Aucune cité au monde ne peut se prévaloir d’être à ce point identifiable ou reconnaissable au premier coup d’œil. New York, c’est le fantasme urbain par excellence, la ville cinéma où chaque bout de trottoir, chaque touffe d’herbe fut, au moins une fois, immortalisé par une caméra. Petit tour des grands lieux qui symbolisent, pour tout Terrien qui se respecte, la ville du futur, celle du rêve et du cauchemar, le personnage monstre d’une cinématographie fleuve.
La Statue de la liberté
Cadeau de la France pour fêter le centenaire de la déclaration d’indépendance des Etats-Unis, la Statue de la Liberté, inaugurée en 1886, garde depuis ce jour l’entrée de New York. Symbole de liberté, elle est la première image à frapper les nombreux migrants du début du siècle arrivant par bateaux.
Dès 1917, la grande dame et son flambeau font d’ailleurs une apparition dans The Immigrant de Charlie Chaplin. Sur un rafiot bourré d’étrangers, le regard plein des possibles qu’incarnent alors le Nouveau Monde, Charlot voit apparaître la fameuse statue, gage de jours meilleurs même si, comique oblige, le film tentera de démontrer que les vœux pieux ne suffisent pas à changer les mentalités.

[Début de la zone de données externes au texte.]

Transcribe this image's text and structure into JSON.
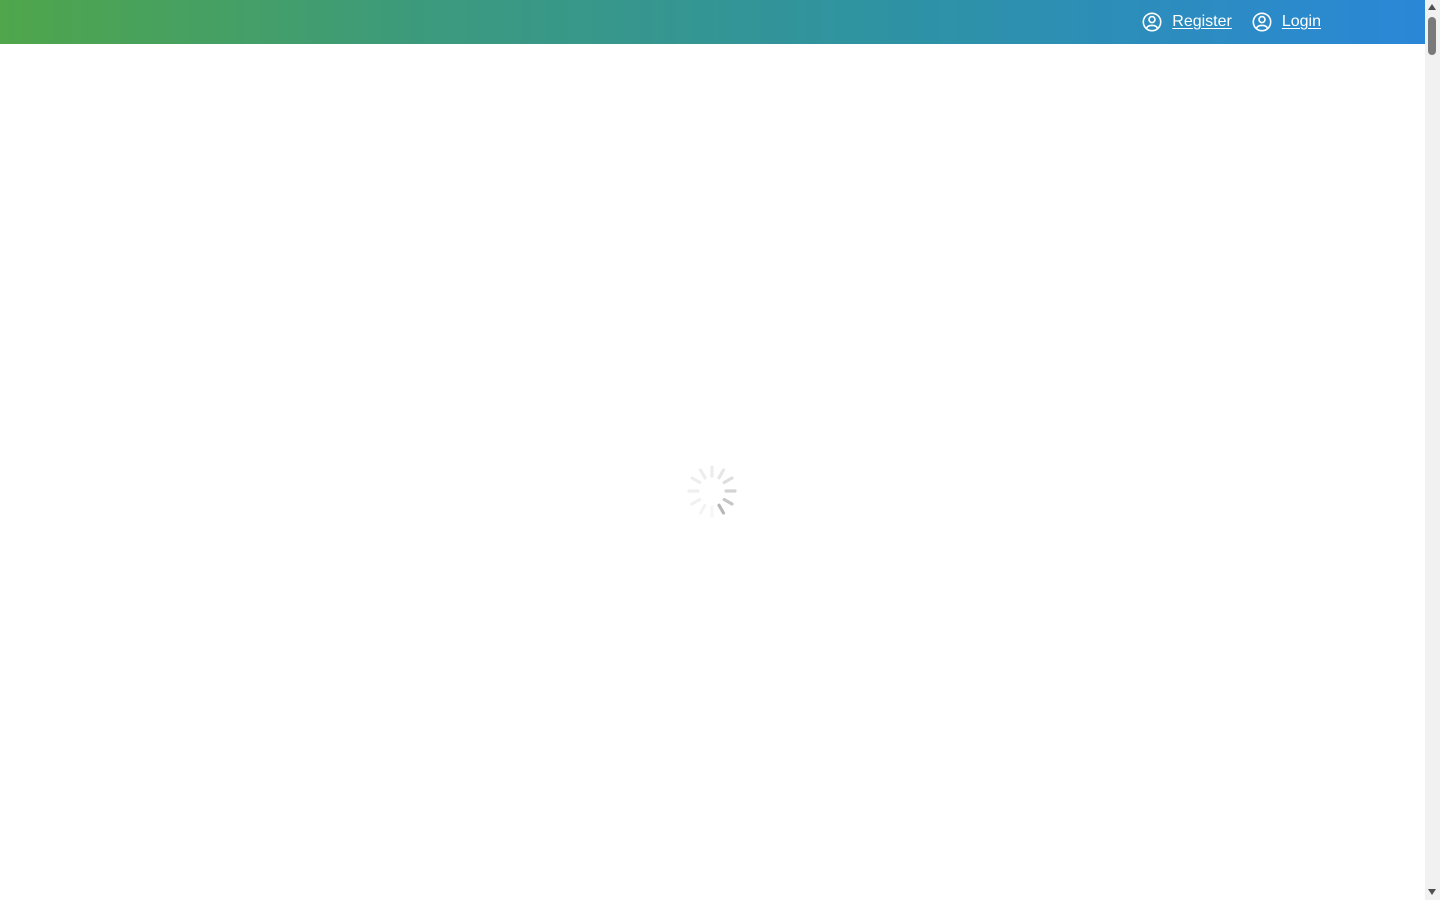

En 1998, dans Titanic de James Cameron la Statue reprendra ce rôle de vigie, annonciatrice d’une terre quasi sainte. Après le naufrage du paquebot (1912), alors que le personnage campé par Kate Winslet arrive enfin à destination, elle se dépouille de son ancien patronyme sous le regard de la Statue pour endosser une nouvelle identité (Rose Dawson). Une terre nouvelle pour une vie réinventée, voilà ce qu’incarnent les Etats-Unis par l’entremise de la Lady. Sorte de déesse protectrice de New York, elle guide (elle fut à ses débuts un phare), souhaite la bienvenue aux exilés et incarne le rêve américain.

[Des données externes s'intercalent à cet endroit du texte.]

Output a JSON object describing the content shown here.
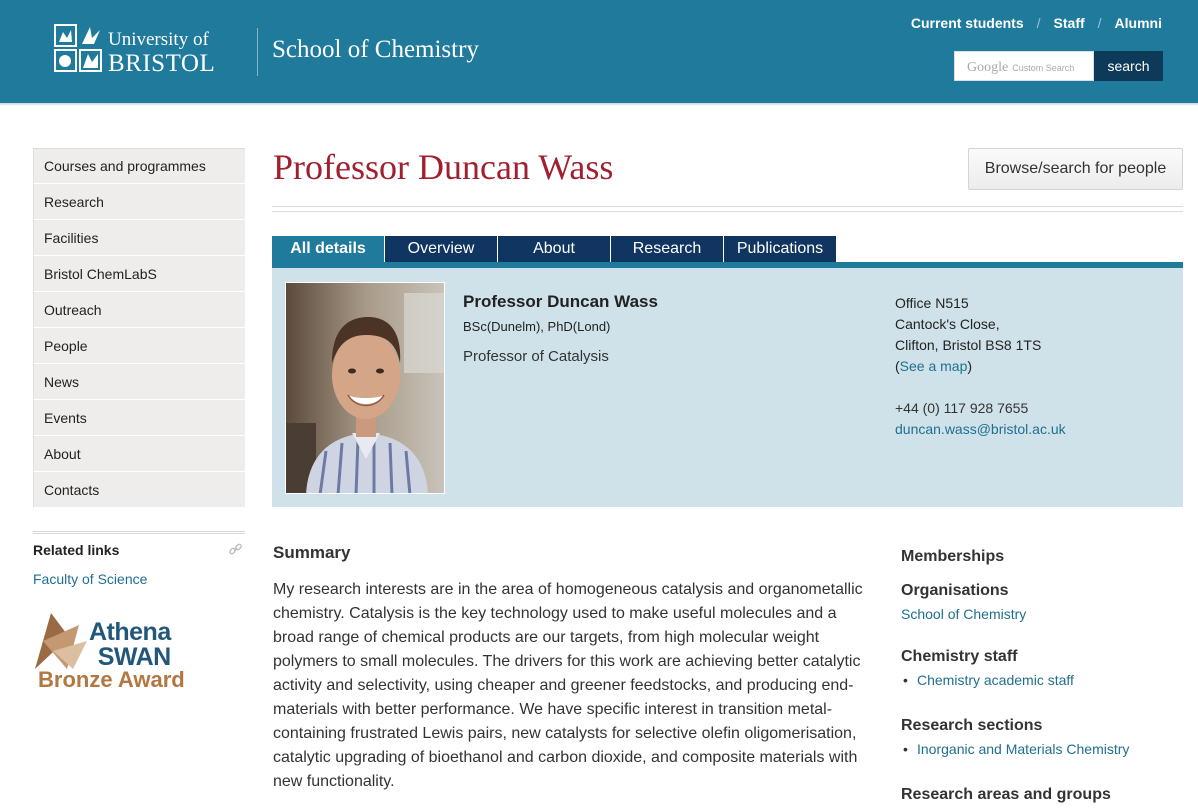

Mais au jeu du symbole libertaire, Splash de Ron Howard frappe un grand coup. La belle blonde Daryl Hannah se baladant totalement nue (c’est une sirène, alors les contingences vestimentaires, elle s’en fout un peu) devant la Statue demeure un moment émoustillant, qui prend au pied de la lettre la notion de liberté (à 3'06).

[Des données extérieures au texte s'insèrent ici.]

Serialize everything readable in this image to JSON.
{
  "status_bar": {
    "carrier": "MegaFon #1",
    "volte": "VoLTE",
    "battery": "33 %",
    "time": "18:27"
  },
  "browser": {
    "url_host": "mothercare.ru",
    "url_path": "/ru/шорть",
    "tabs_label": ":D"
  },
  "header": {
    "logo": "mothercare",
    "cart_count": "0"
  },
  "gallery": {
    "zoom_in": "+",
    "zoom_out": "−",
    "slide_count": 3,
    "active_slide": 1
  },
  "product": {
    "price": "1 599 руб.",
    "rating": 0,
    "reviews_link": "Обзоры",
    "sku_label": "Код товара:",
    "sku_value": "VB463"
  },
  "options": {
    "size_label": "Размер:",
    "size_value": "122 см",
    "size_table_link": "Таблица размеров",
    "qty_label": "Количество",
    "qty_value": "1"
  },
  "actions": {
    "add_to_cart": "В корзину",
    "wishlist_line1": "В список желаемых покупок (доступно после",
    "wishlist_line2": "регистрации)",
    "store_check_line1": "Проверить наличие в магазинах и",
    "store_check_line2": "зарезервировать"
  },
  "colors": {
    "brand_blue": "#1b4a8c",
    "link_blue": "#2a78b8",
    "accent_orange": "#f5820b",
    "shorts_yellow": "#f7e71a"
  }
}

Mais la Statue de la Liberté n’a pas eu que le bon rôle d’hôtesse new-yorkaise. En 1942, Alfred Hitchcock a l’idée, non pas de filmer la Statue de loin, comme une silhouette, mais plutôt de faire de son corps un lieu de tournage. Dans son film d’espionnage La Cinquième colonne, le combat final qui oppose le héros injustement accusé au saboteur se déroule à l’intérieur du monument. Offrant des vues jusqu’alors inédites sur grand écran (l’intérieur de la tête, du flambeau, des vues sur la skyline de Manhattan…), le réalisateur britannique inscrit dans le patrimoine mondial cinématographique Lady Liberty.
Si les metteurs en scène ont eu à cœur de filmer la Dame sous toutes ses coutures, la mettre à sac devint bientôt un leitmotiv. Sa destruction s’est imposée au fil des films catastrophe comme un passage obligé. En 1998, elle est submergée par les eaux dans Deep Impact. Même traitement en 2004 dans Le Jour d’après.
Seul Matt Reeves propose une fin plus insolite dans Cloverfield. La pauvre se fait décapiter par la bestiole géante qui attaque la ville. On ne voit d’ailleurs pas l’«attaque» à proprement parlé (à la différence des deux fins du monde précédentes) mais uniquement sa tête qui déboule devant les personnages médusés.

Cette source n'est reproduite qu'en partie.